2. The second approach, and which is probably the most common, is where investors get their money back first with some type of preferred return (such as 6% to 8%). Until investors receive their money back, profits and cash from the business are usually split something like 80/20—80% to the investors and 20% to the owner/operator. Once the investors have received their preferential return and their investment, then the split usually goes to something like 70/30—70% to the owner/operator and 30% to the investors. Often if the investors don’t receive their return for a given period of time (such as two years), they may have the right to take control and appoint a new operator. Like approach #1 above, this scenario does allow the use of bank debt to create a higher return for all owners.

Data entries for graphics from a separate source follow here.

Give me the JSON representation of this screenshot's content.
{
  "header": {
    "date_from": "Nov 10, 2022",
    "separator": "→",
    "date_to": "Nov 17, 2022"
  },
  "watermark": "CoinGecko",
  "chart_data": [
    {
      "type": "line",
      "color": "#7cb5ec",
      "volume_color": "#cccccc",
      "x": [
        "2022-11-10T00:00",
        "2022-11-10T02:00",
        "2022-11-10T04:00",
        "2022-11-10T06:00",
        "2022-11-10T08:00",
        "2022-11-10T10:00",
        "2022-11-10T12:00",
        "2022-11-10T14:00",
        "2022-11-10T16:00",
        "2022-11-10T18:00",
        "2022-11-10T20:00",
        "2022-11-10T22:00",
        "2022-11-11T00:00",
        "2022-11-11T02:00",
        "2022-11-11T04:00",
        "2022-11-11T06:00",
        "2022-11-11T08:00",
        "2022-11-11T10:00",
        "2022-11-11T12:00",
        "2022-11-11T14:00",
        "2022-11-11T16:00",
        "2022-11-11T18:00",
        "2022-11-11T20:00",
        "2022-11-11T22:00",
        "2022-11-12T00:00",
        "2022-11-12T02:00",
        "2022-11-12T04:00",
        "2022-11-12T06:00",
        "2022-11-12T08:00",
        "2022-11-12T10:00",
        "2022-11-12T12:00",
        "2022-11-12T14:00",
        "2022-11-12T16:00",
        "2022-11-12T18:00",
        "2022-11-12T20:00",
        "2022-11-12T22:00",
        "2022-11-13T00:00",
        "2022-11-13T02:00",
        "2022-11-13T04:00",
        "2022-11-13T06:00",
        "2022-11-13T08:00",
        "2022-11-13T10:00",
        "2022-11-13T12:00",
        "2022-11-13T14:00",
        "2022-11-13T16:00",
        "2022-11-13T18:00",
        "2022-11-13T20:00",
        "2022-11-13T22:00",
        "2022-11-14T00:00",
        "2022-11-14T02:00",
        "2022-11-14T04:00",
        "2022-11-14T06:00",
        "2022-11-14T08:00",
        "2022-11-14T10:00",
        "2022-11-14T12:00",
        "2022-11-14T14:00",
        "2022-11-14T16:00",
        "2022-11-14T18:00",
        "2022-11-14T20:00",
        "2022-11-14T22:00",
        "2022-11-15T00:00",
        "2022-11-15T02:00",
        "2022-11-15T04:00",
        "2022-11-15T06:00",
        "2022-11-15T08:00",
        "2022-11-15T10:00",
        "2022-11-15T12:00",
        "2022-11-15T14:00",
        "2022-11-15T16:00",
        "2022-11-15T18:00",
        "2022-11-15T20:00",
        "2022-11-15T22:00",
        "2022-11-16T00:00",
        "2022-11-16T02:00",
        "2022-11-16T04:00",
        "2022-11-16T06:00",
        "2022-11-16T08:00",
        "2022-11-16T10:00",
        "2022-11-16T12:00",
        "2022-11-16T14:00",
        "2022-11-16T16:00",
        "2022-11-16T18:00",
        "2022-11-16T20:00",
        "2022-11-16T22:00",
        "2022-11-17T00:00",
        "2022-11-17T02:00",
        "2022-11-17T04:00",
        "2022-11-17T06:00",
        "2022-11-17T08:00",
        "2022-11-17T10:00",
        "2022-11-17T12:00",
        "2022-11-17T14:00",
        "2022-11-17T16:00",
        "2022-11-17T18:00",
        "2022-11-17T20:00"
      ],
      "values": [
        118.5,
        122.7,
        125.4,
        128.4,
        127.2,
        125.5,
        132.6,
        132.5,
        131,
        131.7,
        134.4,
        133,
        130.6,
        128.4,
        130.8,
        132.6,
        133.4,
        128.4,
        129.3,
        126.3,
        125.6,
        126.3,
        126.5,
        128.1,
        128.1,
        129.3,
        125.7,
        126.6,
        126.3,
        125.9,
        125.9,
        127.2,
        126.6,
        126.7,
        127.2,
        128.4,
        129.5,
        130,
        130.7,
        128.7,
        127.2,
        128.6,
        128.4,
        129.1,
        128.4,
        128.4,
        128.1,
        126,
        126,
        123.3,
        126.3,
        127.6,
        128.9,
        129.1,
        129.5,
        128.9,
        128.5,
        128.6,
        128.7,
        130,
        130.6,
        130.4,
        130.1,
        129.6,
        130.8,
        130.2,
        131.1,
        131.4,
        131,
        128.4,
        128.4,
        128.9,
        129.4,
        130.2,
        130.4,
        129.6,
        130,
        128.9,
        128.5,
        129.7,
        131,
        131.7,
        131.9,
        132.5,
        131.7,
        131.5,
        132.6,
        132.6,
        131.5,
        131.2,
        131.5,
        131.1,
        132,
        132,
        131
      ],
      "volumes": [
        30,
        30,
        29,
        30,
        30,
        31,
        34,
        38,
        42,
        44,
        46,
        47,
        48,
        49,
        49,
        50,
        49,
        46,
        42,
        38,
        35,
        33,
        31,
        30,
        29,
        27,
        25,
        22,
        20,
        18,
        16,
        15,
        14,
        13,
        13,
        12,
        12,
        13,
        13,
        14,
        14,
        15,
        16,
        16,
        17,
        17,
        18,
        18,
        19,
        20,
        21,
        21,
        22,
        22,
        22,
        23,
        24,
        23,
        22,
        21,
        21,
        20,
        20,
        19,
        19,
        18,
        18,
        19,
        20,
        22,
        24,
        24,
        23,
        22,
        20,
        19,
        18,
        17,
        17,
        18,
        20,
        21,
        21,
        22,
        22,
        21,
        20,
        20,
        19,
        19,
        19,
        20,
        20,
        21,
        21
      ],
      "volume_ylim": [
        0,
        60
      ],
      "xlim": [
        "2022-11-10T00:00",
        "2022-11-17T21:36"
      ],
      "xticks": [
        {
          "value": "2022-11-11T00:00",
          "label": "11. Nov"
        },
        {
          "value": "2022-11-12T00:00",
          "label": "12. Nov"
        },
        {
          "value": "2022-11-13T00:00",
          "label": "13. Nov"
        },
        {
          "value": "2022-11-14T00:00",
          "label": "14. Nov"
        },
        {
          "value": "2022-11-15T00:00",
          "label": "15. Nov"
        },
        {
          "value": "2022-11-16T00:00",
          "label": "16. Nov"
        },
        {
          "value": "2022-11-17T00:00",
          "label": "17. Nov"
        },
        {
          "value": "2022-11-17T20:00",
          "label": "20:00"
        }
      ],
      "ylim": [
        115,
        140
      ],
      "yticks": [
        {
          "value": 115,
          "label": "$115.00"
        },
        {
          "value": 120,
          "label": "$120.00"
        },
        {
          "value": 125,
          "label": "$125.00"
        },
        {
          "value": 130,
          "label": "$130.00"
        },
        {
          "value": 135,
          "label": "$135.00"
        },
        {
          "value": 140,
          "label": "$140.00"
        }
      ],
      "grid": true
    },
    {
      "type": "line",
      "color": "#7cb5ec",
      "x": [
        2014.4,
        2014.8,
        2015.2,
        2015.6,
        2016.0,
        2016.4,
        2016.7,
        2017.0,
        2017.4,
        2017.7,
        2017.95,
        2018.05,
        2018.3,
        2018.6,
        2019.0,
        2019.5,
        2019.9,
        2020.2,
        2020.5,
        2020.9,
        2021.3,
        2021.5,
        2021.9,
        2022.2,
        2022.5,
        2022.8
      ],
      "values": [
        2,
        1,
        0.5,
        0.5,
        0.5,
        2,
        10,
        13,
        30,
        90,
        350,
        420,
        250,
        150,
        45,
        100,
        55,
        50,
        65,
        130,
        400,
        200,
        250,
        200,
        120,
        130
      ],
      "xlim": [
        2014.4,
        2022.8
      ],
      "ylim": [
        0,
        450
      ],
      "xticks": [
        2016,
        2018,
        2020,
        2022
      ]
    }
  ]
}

3. The third approach is the use of debt vs. equity. This scenario consists of the investor making a loan to the venture, with a participation right upon the ultimate sale or liquidity event of the restaurant. The loans are normally unsecured and provided by individuals in increments of $50,000 to $250,000. The interest rate is high—in the 8% to 12% range—with interest paid annually or possibly the first year accrued and then paid annually with the note coming due in five to seven years. To calculate an investor’s upside, you determine the initial value of the enterprise and the note holders may, for instance, get 20% of the value over the initial value and split that pro-rata among themselves. This normally only occurs when the restaurant is sold or there is some type of refinancing. The nice thing about this debt approach is it keeps the balance sheet fairly clean because it is unsecured debt and provides all of the equity to the owner/operator except in the case of a liquidity event, when the lenders will share in the upside.
4. The last scenario is what is known as the royalty approach. Money is loaned to the new venture by various investors. Rather than getting a fixed rate of interest, they receive a royalty payment equal to some percentage of the gross revenue of the venture. That royalty rate is negotiated, but it does provide the investor a potentially higher rate of return as revenue increases. For instance, a 3% royalty paid either quarterly or monthly is deductible interest by the borrower and interest income for the investor. If revenue goes up, the note holders get more interest; thus, a higher return. This approach recognizes the potential risk from a pure debt investment. In summary, this route provides market interest payments with a real upside as the venture grows.
There are countless iterations of the above four scenarios. Of course, one approach frequently used is landlord contributions and investments. This route can get tricky if the new venture does not have a clear understanding of the rent cost, and the operators can end up paying for the landlord investment for the life of the lease rather than having it amortized out. But the landlord is always a good source of both tenant improvements and pure investment.
With the stock market performing so poorly, these types of private investments are becoming more and more popular.